A constant named MIGRATIONS is defined. Each Migration struct represents a database migration, which is a way to modify the database schema over time in a controlled and versioned manner.

Initially , MIGRATIONS array contains a single Migration struct. This struct has two fields: version and func. The version field is a string that indicates the version of the migration, in this case, “2.0.0”. This helps in tracking which migrations have been applied to the database.

The func field is a closure that takes a database connection (db) as an argument and returns a pinned future. This closure uses the Box::pin function to pin the future returned by the v2_0_0 async function. Pinning is necessary here because the future returned by v2_0_0 needs to be stored on the heap and must not be moved in memory, which is a requirement for certain async operations in Rust. The v2_0_0 function itself is responsible for executing the SQL commands that perform the actual migration.
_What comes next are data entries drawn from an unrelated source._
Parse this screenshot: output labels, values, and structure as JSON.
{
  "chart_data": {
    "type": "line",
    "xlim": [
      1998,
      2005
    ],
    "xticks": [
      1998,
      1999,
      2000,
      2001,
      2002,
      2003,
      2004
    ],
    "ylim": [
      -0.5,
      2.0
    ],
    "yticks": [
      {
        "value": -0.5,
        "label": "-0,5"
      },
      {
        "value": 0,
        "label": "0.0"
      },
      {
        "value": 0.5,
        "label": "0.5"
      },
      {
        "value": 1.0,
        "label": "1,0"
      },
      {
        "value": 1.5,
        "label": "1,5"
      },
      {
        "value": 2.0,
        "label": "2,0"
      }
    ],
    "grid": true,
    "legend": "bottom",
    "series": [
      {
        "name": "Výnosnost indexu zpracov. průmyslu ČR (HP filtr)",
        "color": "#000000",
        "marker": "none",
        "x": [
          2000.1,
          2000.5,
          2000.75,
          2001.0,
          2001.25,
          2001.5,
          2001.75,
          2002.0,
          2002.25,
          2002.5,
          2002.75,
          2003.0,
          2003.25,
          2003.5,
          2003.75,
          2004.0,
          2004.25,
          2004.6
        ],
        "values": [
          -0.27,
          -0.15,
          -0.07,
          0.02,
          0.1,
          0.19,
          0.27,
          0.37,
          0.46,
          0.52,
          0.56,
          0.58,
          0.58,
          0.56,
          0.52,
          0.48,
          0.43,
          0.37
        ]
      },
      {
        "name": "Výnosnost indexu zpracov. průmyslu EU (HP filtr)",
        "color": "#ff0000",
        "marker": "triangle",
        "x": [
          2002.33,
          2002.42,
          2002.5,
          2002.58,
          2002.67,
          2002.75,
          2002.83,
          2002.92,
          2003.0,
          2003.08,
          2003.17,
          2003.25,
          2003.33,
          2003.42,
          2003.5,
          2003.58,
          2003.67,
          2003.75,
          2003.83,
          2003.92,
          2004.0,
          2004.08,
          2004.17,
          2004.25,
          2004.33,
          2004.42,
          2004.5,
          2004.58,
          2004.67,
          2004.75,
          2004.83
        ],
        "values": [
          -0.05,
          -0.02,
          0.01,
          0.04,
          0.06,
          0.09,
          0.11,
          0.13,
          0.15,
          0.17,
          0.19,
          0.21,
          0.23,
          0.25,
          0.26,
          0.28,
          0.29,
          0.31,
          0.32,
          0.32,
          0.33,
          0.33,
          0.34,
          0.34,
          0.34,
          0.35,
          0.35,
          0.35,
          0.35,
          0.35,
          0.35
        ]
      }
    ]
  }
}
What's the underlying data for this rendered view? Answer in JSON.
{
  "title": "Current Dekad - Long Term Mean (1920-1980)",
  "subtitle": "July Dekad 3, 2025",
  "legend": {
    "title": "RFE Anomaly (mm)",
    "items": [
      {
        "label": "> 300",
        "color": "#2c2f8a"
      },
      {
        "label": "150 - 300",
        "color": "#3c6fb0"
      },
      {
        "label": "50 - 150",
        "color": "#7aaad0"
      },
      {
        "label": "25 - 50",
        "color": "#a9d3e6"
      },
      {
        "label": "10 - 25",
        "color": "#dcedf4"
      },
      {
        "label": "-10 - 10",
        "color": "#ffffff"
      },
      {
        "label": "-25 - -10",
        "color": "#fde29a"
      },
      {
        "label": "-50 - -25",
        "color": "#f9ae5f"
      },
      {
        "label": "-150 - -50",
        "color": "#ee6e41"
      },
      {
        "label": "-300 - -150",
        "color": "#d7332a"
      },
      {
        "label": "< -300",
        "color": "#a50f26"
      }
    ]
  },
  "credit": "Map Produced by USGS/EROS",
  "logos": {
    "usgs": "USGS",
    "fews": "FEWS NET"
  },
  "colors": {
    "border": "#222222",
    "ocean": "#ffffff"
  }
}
It creates a new table called settings if it does not already exist, adds an index on the key column of the settings table, and alters the entries table to add a new column called meta.

Some errors encountered:

  • Basically I had version in MIGRATIONS as String::from(“2.0.0”), but constants are evaluated at compile time and String::from is a runtime operation. After fixing that , the issue resolved.
cannot call non-const fn `<std::string::String as std::convert::From<&str>>::from` in constants
calls in constants are limited to constant functions, tuple structs and tuple variant
  • Also had issues with Result type , since I had used std::result::Result and anyhow::Result in a haphazard way. Then only used Result from anyhow and things worked. Don’t do that.